As threats in cyberspace proliferate, global cyber governance is becoming more challenging, more imperative and more complex.
The recent UN Open-ended Working Group on security of and in the use of information and communications technologies (OEWG) and UN Group of Governmental Experts on Advancing responsible State behaviour in cyberspace in the context of international security (GGE) processes on cyberspace have produced consensus reports which have been hailed as major developments in global cyberspace governance.
With a new five-year UN OEWG process (2021-2025) underway, it is expected that the next few years will continue to be crucial in shaping this agenda.
The true success of these UN processes is contingent upon operationalizing the consensus at the international level and reflecting it in national policies and practices in a way that aligns with national and regional socio-economic and security priorities.
Given i) the novelty of some aspects of the cyber governance debate, ii) the intersections that exist between cyber and digital policy areas (cybersecurity, cybercrime, Internet governance, etc.) and other national priorities, and iii) the differing levels of maturity that exist between states, there is a strong need for filling research gaps and for developing and implementing targeted capacity-building activities.
With support from the Dutch Ministry of Foreign Affairs, this project aims to create shared language and references on international cyber governance, raise awareness on key developments in the two UNGA forums and help inform state policies on cyber norms.
Between August 2019 and June 2022, the first phase of this project produced:
- A special issue of the Journal of Cyber Policy;
- 3 video explainers in the 6 UN languages on the rules of cyberspace, creating a stable cyberspace, and the role of capacity building in cyberspace;
- A five-episode podcast mini-series on ‘Who Rules Cyberspace?’;
- A meeting summary from a regional conference held in Jordan on cyber diplomacy and governance.
The second phase of this project is implemented jointly by Chatham House’s International Security and International Law programme.

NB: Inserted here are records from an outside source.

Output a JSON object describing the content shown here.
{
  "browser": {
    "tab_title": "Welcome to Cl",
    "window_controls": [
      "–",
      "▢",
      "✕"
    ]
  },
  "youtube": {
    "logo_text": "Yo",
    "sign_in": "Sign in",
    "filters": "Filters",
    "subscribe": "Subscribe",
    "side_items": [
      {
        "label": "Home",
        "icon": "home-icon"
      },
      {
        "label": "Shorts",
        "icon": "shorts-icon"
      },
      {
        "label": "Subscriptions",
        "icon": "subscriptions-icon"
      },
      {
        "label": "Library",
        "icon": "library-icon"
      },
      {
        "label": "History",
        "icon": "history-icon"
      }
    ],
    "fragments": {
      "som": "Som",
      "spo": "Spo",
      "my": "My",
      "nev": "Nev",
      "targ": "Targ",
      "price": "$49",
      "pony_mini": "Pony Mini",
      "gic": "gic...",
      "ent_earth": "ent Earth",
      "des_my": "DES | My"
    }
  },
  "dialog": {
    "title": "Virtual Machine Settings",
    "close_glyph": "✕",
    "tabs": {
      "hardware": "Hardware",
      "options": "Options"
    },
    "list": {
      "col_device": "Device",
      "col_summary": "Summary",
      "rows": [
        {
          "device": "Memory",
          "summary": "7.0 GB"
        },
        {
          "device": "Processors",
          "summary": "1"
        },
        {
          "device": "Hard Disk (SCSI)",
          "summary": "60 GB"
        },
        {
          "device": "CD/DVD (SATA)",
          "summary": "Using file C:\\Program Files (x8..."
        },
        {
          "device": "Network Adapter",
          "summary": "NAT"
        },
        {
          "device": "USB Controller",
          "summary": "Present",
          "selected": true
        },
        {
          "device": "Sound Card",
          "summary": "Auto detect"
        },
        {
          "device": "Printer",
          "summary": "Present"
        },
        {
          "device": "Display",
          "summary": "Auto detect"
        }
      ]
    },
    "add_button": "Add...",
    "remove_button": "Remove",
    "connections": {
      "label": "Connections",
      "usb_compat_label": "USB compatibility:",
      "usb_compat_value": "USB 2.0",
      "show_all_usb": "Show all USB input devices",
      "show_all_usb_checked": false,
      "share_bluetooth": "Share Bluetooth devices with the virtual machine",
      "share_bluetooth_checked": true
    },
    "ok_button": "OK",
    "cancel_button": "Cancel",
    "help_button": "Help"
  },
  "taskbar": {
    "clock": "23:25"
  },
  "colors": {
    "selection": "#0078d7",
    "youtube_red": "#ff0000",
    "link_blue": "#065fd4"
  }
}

Through two parallel tracks – a policy track and an international law track – the second phase of this project will:
- Lead on a process aimed at developing options for operationalizing the principles;
- Support the operationalization of the OEWG’s capacity building principles by communicating the principles more widely and developing options and recommendations for their implementation in the context of the OEWG work and beyond;
- Advance understanding of the application of certain rules on state responsibility in cyberspace; and
- Build state capacity on state responsibility and response options in cyberspace.